Press "Enter" to skip to content

Wieland wins appeal against Obamacare

JEFFERSON CITY, MO. – State Sen. Paul Wieland (R-Hillsboro) won his appeal in his suit aimed at the Affordable Care Act from the 8th U.S. Circuit Court of Appeals in Wieland v. Sebelius Monday.

Wieland has already spent nearly two years fighting against a clause in the Affordable Care Act (ACA), more commonly known as Obamacare, that requires insurance plans to provide contraceptive and abortive medicines.

Rep. Paul Wieland
Rep. Paul Wieland

As an employee of the state, Wieland receives health insurance from the Missouri Consolidated Health Care Plan, one which must follow federal statutes, including the ACA’s contraception mandate. Wieland, a devout Catholic, considers it an affront to his sincerely held religious belief, and as parents to three daughters, he and his wife consider it an “offensive” rule. Wieland sued, saying he shouldn’t be required by the government to provide contraceptive medicine to his daughters.
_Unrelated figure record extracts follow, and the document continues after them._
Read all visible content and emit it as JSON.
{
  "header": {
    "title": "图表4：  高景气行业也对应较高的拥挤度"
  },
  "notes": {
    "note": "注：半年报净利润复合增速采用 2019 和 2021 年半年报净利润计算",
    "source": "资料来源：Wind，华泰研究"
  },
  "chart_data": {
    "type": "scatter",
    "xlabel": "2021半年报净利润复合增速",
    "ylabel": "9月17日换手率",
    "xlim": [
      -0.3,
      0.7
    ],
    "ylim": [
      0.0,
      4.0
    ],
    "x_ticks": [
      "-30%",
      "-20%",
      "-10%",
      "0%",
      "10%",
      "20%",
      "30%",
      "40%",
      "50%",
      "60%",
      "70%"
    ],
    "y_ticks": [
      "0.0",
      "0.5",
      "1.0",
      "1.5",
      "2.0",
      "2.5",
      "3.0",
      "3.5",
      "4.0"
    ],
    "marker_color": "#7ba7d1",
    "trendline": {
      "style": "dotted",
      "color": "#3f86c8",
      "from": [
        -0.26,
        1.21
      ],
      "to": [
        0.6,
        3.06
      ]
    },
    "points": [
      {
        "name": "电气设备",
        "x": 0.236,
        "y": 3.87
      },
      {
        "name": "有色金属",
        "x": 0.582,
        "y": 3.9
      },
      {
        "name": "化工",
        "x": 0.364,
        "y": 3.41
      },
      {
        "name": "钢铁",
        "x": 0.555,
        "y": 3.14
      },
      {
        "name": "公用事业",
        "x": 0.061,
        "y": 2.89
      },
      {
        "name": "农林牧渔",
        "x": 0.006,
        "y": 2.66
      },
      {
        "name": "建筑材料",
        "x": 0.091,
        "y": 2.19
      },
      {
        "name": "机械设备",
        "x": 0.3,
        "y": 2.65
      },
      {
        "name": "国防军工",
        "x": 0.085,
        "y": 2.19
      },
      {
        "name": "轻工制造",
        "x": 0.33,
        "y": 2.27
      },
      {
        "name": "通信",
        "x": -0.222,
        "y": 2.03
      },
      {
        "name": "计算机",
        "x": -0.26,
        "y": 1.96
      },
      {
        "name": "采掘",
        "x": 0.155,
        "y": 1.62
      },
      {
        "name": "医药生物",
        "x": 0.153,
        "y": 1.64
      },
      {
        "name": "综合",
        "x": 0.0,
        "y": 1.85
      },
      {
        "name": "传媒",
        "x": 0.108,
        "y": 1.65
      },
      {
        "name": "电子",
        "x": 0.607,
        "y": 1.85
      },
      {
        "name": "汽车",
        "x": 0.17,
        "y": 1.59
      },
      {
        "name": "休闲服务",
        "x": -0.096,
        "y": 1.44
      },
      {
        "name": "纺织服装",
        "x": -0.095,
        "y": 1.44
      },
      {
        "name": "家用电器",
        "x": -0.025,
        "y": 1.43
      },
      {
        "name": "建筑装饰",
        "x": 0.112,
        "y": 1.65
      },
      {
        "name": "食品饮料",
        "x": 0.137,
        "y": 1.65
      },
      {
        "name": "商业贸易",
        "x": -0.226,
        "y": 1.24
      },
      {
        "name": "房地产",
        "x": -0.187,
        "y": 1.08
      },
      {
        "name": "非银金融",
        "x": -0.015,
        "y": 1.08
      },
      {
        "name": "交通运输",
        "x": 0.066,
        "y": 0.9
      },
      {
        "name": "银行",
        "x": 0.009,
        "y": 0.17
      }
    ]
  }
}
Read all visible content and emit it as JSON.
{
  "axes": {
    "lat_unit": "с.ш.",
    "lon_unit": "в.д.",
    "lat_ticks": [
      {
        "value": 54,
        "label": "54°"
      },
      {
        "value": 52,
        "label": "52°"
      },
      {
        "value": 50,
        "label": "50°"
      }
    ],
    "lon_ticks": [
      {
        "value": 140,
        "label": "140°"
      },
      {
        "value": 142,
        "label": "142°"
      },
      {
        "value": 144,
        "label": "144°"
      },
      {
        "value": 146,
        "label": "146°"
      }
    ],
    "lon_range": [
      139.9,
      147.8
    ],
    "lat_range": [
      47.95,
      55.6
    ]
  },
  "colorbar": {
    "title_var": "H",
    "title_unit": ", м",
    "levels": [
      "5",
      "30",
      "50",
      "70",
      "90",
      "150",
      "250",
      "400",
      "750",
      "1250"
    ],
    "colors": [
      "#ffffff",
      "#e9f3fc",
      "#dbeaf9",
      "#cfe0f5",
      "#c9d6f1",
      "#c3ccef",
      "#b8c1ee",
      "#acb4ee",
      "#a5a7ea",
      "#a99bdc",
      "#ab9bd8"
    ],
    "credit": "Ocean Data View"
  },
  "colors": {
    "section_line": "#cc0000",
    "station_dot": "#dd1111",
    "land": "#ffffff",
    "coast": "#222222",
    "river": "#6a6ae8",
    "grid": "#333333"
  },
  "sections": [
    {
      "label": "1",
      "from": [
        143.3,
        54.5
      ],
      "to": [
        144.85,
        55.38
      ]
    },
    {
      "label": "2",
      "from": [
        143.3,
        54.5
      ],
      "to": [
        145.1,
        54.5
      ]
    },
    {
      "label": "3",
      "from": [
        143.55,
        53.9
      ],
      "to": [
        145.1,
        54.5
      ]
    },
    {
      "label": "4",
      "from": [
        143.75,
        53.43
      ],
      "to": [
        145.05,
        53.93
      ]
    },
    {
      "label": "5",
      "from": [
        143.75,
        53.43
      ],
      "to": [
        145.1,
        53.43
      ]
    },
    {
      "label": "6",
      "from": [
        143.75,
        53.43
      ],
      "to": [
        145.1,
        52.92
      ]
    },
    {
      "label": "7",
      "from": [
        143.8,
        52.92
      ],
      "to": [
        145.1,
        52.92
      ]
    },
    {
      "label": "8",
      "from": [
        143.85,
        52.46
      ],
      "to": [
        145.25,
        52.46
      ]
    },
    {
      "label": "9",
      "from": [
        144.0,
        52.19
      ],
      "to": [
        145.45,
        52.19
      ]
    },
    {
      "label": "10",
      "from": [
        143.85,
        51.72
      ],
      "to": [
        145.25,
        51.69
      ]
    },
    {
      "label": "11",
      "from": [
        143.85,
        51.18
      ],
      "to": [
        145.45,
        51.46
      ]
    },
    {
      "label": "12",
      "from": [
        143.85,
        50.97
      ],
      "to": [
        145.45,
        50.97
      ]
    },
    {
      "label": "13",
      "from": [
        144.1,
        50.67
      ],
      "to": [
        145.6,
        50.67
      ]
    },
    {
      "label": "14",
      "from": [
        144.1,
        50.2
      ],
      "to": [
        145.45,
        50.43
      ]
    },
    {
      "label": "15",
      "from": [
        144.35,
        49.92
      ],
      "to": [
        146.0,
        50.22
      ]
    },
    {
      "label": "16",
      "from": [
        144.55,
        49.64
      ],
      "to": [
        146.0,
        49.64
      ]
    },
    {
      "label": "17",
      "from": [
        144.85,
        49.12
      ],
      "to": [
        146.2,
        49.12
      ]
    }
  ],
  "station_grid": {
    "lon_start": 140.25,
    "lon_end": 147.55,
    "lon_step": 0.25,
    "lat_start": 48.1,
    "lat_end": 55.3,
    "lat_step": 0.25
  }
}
“I have to participate in a plan that provides abortion drugs; that is against my religious conscience,” Wieland said. “Even if I didn’t have daughters, it would be offensive against my religion. Everything that I’ve taught you about our faith should be ignored because the government knows better than your dad.”

The state senator from Jefferson County also noted that this was not a case of him being a “stone age” patriarch.

“My wife is probably more livid than I am as far as the government trying to tell us how to raise our children,” he said.

After the Supreme Court ruled in 2014 that for-profit corporations were exempt from laws that their owners objected to based on religious grounds in Burwell v. Hobby Lobby, a case that also revolved around contraception medication, Wieland believes that courts now have precedent for individuals to also have the freedom to opt out of that kind of coverage.

Wieland first started his case in August 2013, before he was even elected to the senate, but in October of that year, Judge Jean C. Hamilton granted a motion by the defendant for a lack of standing. The team for Kathleen Sebelius, the former Secretary of Health and Human Services, argued the ACA contraceptive mandate only applied to employers, not individuals.

The win for Wieland yesterday in the Court of Appeals found he did in fact have standing. Now, the case will go back to district court to be decided on merit.

Wieland says the case could remain ongoing for years but that both sides will likely attempt to take it all the way to the Supreme Court.